Personal, permanent changes in a household’s energy use can be one of the most effective ways to combat climate change. By making our own transition to cleaner energy, we can encourage those around us to do the same. While personal renewable energy and energy efficient appliances began as expensive luxuries, rapid innovation has made these innovations significantly more affordable and accessible.
Our goal is to keep making renewable energy and energy efficient appliances and home insulation and design more readily available for all households and businesses. We do this by defending rooftop solar, incentivizing battery storage options, educating others on energy efficient upgrades they can make, and promoting legislation that will encourage the growth of this industry. To be successful, we work side-by-side with lawmakers to create better policy, negotiate with the utility to protect ratepayers, and empower the public to help make these changes.
Rooftop solar has been a rollercoaster here in Utah over the last few years, with HEAL locked into the front seat of the ride. Throughout 2016 and 2017, we were involved in the state’s major rooftop solar negotiation with Rocky Mountain Power (RMP), the solar industry, the Public Service Commission (PSC), and the governor’s office. RMP proposed three significant electric rate increases to rooftop solar users, based on an incomprehensive study they did and claims that rooftop solar costs them too much. These proposed changes, which included reducing the export rate (the amount homeowners are paid for adding solar power to the system) and adding a demand charge and energy charge, would have hurt solar customers to the point that Utah’s solar industry would no longer be sustainable, as happened in Nevada.
We entered the negotiations in order to defend the future of solar in Utah. By rallying our supporters, who sent postcards and action alerts and showed up in the hundreds to public meetings on this issue, and having a seat at the negotiating table, we were able to come to a settlement on solar. While it’s not perfect, it’s a vast improvement from what was originally proposed. The settlement dictates that current solar customers can keep their rates until 2035, that the proposed rate changes were decreased or eliminated all together, and that RMP must conduct a new solar study that takes into account many more factors than before. We expect this study will be released in the spring of 2019, at which time we will rise to the occasion once again to do all we can to ensure rooftop solar can survive and thrive in Utah.
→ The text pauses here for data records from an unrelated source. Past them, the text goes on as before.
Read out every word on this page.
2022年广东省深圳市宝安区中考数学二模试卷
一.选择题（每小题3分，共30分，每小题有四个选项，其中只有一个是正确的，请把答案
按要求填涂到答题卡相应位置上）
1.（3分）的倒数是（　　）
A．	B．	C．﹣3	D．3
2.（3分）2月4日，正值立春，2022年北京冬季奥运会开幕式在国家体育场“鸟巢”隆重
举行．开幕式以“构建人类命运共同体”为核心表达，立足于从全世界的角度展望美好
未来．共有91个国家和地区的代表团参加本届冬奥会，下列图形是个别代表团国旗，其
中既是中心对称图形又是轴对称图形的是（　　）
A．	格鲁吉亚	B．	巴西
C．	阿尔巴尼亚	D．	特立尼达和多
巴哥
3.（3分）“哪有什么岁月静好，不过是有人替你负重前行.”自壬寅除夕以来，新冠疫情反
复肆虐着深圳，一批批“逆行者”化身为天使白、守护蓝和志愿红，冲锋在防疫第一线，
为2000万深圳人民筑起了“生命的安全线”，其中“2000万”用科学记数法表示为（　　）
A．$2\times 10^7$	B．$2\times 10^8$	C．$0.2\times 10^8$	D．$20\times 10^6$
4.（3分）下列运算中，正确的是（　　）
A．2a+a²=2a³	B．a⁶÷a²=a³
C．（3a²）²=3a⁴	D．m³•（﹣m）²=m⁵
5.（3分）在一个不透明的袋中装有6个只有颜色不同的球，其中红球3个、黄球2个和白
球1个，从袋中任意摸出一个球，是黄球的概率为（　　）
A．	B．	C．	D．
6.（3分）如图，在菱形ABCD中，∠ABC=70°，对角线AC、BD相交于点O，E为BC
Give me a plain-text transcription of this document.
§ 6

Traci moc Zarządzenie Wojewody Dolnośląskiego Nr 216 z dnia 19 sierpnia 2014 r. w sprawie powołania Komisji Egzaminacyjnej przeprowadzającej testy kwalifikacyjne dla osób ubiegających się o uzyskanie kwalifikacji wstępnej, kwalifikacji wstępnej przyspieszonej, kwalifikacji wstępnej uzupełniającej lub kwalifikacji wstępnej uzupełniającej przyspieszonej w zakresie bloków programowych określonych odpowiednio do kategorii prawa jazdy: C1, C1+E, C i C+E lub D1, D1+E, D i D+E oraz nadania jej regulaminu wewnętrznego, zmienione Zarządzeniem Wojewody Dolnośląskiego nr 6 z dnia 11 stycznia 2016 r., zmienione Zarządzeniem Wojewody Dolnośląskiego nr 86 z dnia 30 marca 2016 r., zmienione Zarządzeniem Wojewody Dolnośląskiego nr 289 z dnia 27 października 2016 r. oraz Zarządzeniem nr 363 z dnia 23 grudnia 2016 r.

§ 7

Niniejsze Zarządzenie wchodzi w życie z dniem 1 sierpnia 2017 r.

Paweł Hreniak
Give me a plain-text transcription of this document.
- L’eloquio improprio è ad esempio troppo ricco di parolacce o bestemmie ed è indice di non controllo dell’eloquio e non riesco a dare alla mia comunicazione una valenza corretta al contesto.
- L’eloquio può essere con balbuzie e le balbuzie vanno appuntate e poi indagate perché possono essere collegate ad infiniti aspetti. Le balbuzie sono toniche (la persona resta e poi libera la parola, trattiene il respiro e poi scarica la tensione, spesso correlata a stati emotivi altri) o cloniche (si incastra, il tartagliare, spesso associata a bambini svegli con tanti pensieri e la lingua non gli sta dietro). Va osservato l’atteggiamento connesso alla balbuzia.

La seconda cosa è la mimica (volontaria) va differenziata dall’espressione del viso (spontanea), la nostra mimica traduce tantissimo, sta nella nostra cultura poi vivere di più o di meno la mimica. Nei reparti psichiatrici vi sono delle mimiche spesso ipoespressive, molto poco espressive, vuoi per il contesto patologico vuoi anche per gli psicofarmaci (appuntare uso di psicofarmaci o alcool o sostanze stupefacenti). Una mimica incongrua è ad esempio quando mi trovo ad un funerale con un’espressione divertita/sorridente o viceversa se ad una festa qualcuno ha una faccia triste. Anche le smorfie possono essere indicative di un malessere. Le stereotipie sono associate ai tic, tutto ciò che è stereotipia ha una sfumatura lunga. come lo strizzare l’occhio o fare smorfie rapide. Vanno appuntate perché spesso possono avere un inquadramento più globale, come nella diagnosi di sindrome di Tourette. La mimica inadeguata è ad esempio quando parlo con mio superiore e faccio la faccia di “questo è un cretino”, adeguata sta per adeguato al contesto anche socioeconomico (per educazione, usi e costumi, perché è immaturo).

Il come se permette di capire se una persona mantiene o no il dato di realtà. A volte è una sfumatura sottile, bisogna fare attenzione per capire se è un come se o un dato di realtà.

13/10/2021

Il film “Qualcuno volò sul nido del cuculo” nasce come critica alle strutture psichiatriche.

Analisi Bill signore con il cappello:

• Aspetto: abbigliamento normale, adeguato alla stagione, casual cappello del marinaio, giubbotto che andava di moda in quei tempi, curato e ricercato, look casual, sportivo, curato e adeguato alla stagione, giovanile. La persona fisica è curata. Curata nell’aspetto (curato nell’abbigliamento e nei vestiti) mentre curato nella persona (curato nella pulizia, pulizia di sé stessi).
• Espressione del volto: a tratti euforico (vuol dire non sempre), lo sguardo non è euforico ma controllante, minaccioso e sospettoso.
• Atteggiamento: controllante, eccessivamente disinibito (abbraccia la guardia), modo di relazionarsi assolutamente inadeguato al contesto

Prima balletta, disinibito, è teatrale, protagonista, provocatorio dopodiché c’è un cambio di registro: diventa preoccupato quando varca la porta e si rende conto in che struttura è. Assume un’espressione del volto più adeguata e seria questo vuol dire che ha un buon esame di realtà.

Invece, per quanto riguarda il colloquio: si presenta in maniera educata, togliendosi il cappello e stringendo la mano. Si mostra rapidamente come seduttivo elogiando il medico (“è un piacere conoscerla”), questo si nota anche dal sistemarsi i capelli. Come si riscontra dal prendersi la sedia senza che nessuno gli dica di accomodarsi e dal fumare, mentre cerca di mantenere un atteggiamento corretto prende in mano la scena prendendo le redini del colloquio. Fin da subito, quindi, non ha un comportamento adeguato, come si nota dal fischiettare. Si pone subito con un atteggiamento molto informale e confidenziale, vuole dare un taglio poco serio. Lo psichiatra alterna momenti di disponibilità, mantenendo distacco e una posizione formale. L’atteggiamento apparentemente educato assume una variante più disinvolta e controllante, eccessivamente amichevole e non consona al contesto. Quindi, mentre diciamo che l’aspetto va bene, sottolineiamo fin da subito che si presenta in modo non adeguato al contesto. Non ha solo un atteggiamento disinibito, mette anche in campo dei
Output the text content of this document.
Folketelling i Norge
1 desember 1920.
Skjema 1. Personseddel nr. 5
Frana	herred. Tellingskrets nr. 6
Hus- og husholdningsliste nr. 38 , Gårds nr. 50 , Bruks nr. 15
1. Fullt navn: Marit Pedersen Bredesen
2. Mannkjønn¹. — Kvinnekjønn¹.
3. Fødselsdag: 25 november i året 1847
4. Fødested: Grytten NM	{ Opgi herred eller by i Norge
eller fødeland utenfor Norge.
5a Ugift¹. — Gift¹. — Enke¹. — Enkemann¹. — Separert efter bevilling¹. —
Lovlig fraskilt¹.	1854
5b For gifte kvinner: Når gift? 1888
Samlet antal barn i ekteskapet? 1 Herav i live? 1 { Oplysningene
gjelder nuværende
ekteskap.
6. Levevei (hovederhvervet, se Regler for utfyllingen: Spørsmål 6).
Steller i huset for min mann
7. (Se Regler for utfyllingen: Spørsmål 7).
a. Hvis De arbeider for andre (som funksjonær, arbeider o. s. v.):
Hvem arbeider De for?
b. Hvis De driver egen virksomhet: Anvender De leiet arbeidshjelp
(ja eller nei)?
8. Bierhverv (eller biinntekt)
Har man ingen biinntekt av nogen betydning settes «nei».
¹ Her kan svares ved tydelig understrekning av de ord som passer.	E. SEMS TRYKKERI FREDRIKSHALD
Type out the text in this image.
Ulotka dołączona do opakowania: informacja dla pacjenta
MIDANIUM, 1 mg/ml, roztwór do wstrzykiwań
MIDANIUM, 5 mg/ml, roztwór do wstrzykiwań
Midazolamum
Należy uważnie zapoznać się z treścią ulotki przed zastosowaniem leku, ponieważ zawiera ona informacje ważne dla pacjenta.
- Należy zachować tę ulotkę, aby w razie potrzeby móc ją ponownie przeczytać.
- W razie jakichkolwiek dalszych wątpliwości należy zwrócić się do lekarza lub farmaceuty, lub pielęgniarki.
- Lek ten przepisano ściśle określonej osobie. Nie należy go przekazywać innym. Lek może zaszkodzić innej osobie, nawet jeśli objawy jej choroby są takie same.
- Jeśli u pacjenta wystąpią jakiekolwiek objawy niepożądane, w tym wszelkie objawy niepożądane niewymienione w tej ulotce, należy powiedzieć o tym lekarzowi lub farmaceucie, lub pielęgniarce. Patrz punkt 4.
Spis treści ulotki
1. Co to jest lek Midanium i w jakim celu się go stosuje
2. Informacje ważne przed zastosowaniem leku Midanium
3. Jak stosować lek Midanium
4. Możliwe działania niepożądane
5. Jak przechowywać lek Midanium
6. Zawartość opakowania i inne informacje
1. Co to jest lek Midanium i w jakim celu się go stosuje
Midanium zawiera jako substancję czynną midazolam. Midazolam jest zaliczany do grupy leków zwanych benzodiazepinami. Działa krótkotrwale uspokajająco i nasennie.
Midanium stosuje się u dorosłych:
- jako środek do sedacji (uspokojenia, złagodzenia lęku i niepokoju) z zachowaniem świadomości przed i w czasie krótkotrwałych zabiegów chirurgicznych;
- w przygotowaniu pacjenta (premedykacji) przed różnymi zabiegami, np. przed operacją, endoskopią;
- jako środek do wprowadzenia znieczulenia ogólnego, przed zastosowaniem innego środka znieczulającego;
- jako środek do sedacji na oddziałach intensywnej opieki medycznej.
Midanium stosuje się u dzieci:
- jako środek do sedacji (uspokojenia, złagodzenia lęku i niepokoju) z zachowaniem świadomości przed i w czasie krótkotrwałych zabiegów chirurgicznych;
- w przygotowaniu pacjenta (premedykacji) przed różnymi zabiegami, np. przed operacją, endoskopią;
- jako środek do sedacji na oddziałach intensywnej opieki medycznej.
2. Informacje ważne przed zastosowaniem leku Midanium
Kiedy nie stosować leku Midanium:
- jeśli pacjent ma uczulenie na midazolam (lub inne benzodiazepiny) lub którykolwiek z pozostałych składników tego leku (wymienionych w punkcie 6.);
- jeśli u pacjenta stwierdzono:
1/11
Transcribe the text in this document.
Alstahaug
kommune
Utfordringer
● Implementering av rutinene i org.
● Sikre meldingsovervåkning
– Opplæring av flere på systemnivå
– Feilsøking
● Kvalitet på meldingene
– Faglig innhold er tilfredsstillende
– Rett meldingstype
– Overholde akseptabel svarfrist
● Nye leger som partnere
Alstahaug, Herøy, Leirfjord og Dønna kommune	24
Renewable energy skeptics like to point out that the wind doesn’t always blow and the sun doesn’t always shine. This used to be a legitimate problem, as was the question of what to do with extra energy when the sun or wind is strong. Energy storage, such as high-performing batteries, is the answer to these questions, allowing excess energy to be stored and then used as needed. Giving households and businesses access to battery storage will increase renewable energy’s reliability. While battery storage is currently inaccessible for many due to cost barriers, it’s on the same trajectory that wind and solar have been: as a new technology it begins with a high price point, but with rising demand, increasing technological innovations, and the market, massive price reductions occur making the technology a realistic appliance for many.
We anticipate, based on market projections, that battery storage is indeed on this pathway but we think that we can help accelerate this price drop to increase the adoption of battery storage. We will be pushing a business and residential battery storage tax credit in the 2019 session while educating decision makers and the utility about how battery storage can help our electricity grid. Our ultimate goal is to make battery storage affordable and accessible to as many people as possible so that they can make personal transitions to renewable energy that are more comprehensive.
Using energy efficient appliances and improving insulation allows our homes and businesses to use less energy, which helps both our environment and utility bills! Despite the war waged on rooftop solar, Utah’s utilities often promote residential and business energy efficiency measures. We know this has been successful because, despite the massive population growth in Utah, our electricity demand has remained fairly level, meaning people are using their energy more efficiently. Through public education campaigns and a utility program called Watt Smart, Rocky Mountain Power has encouraged homes and commercial buildings to upgrade to energy efficient appliances. We are continually working with the utility, policymakers, and regulators to push for more energy efficient measures in Utah while also providing the public with educational resources about how they can make their homes and businesses more energy efficient.